El grupo municipal de Vox en Sevilla ha anunciado que recurrirá a la vía judicial si la Gerencia de Urbanismo da luz verde al proyecto del Centro Cultural Islámico el próximo martes. Además, advierte con romper el acuerdo presupuestario con el PP.
El pulso político en el Ayuntamiento de Sevilla por la construcción del Centro Cultural Islámico, que incluye una mezquita en el Polígono Sur, ha alcanzado un nuevo punto de tensión. Vox ha amenazado este viernes con llevar el caso a los tribunales y con romper el pacto que permitió la aprobación de los Presupuestos de 2026 si el gobierno local de José Luis Sanz da el visto bueno al proyecto.
La formación que dirige Santiago Abascal en la ciudad ha comparecido ante los medios para anunciar su rechazo frontal a la iniciativa, después de que se conociera que la Gerencia de Urbanismo tiene previsto aprobar la licencia de obras el próximo martes durante la Comisión Ejecutiva. Los representantes de Vox consideran que el proyecto no cumple con los requisitos urbanísticos y que su aprobación sería un error que justifica medidas drásticas.
“No vamos a permitir que se construya una mezquita en esas condiciones. Si el martes se da la licencia, acudiremos a los tribunales y romperemos el pacto de presupuestos”, han señalado fuentes del grupo municipal. El acuerdo entre PP y Vox fue clave para sacar adelante las cuentas municipales de este año, y su ruptura dejaría al gobierno local en minoría.
El proyecto del Centro Cultural Islámico lleva años sobre la mesa y ha generado un intenso debate político y social en Sevilla. La ubicación elegida, el Polígono Sur, es una zona con alta densidad de población y carencias de equipamientos, pero también con una fuerte identidad vecinal. Los impulsores del centro defienden que será un espacio de encuentro y diálogo intercultural, mientras que sus detractores alertan de posibles problemas de integración y de impacto urbanístico.
El equipo de gobierno del PP, por su parte, mantiene que el proyecto cumple con la normativa vigente y que la licencia se concederá si los informes técnicos son favorables. “La decisión se tomará con criterios exclusivamente técnicos y jurídicos, no políticos”, han reiterado desde el Ayuntamiento. No obstante, la amenaza de Vox abre un escenario de incertidumbre que podría complicar la gobernabilidad del consistorio.

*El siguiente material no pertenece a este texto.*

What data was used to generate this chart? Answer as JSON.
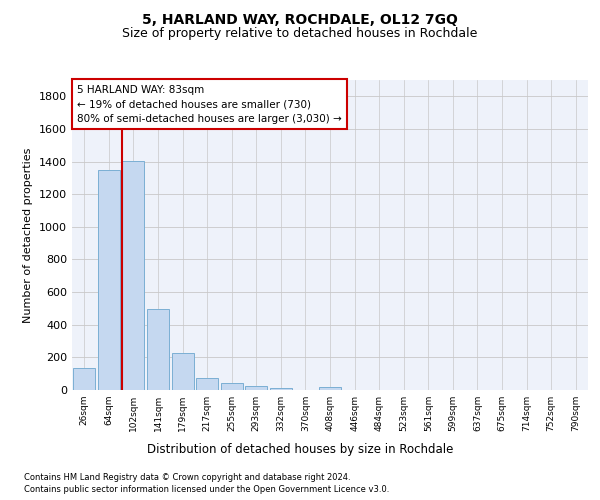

La Comisión Ejecutiva de la Gerencia de Urbanismo se reúne el martes y, según el orden del día, incluye la concesión de la licencia para el Centro Cultural Islámico. Si se aprueba, Vox tendría un plazo de dos meses para presentar un recurso contencioso-administrativo, aunque la formación ya ha avanzado que actuaría de inmediato. Además, la ruptura del pacto presupuestario implicaría que el PP tendría que negociar con otros grupos para aprobar cualquier modificación de las cuentas o nuevos gastos.
Este conflicto se suma a otros desencuentros entre los dos socios de gobierno, que han mantenido una relación tensa desde el inicio de la legislatura. La construcción de la mezquita se ha convertido en un símbolo de las diferencias ideológicas entre ambos partidos, y su resolución marcará el devenir político del Ayuntamiento en los próximos meses.
Por ahora, el gobierno local no ha hecho declaraciones oficiales tras el anuncio de Vox, pero fuentes municipales consultadas confían en que la licencia se conceda con todas las garantías legales. Mientras, los vecinos del Polígono Sur siguen atentos a una decisión que afectará directamente a su barrio. El proyecto incluye una sala de oración, aulas, biblioteca y zonas verdes, y sus promotores aseguran que generará empleo y actividad cultural.
El próximo martes será una fecha clave para el futuro del centro y para la estabilidad del gobierno municipal. La decisión de Urbanismo determinará si Vox cumple sus amenazas o si, por el contrario, se abre una vía de diálogo para evitar el choque institucional.